Vivía en una casa con olor a naftalina, rodeado de relojes que nunca coincidían en la hora exacta. Sus recuerdos eran su única compañía. Las cartas de viejos amores, amarillentas y deshechas por el tiempo, dormían en un baúl junto a pañuelos perfumados y fotografías de mujeres que hacía décadas habían dejado de pronunciar su nombre. 

 

Pero entonces llegó ella. 

 

Ya no era joven, pero seguía siendo hermosa, tal vez más hermosa que cuando le tomaron la fotografía de su cedula, que él miró por casualidad la tarde en que le pidió el favor de sacarle una copia al documento. No tenía el porte de una musa de leyenda, pero le sonrió, y eso fue suficiente. Era una mujer con el cabello enredado por el viento y una voz quebrada por las despedidas. Se cruzaron en la panadería, en un mercado de domingo, y él, que siempre había sido maestro en el arte de las conquistas fugaces, no supo qué decir. No era un amor de urgencia ni una pasión devoradora.

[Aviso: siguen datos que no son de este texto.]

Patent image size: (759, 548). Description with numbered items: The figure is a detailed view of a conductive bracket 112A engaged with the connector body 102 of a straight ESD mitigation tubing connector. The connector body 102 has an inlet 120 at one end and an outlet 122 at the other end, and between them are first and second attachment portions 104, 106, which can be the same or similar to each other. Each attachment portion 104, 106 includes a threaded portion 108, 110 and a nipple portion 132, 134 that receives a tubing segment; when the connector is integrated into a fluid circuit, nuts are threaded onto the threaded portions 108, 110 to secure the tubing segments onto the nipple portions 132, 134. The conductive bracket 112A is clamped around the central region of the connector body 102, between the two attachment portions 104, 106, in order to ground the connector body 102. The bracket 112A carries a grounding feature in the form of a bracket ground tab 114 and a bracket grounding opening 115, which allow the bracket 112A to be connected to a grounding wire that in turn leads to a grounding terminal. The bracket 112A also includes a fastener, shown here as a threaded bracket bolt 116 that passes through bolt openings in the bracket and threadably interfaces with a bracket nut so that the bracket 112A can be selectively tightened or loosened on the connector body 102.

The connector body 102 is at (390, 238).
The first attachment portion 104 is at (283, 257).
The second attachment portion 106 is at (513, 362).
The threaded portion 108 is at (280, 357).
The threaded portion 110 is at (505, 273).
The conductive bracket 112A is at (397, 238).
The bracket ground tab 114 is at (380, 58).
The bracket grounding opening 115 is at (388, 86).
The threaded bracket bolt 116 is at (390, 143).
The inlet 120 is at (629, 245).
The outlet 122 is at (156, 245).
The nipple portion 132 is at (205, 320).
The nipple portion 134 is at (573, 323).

Era una presencia serena, como un barco que llega al puerto después de muchas tormentas. 

 

Una tarde, mientras la observaba elegir naranjas en la plaza, entendió lo que nunca antes había comprendido: el amor no era un rompecabezas perfecto, donde las piezas encajan sin esfuerzo. Era más bien un caos hermoso, un mapa trazado con líneas torcidas, con rutas que se cruzan por azar o por destino. 

 

No bastaba con ser parecidos en la forma de pensar. No bastaba con compartir gustos, ni libros, ni canciones. No bastaba con decir "somos compatibles" y quedarse quieto. 

 

El amor era otra cosa. 

 

Era mirarse al filo de la luna y saber que el tiempo ya no pesa. Era perfume, palabras que marcan, roces que se quedan en las manos como cicatrices suaves. Era el sacrilegio de olvidar el miedo y saltar sin red.  El cuento, para hacerlo más corto, era descubrir un ser excepcional. Porque el amor verdadero no se deja atrapar en una receta. Se trata, precisamente, de eso: de excepciones. 

 

No, el amor verdadero era algo más sublime. Era brillante y espléndida locura. Y, sencillamente, ella era excepcional, esa era la única verdad.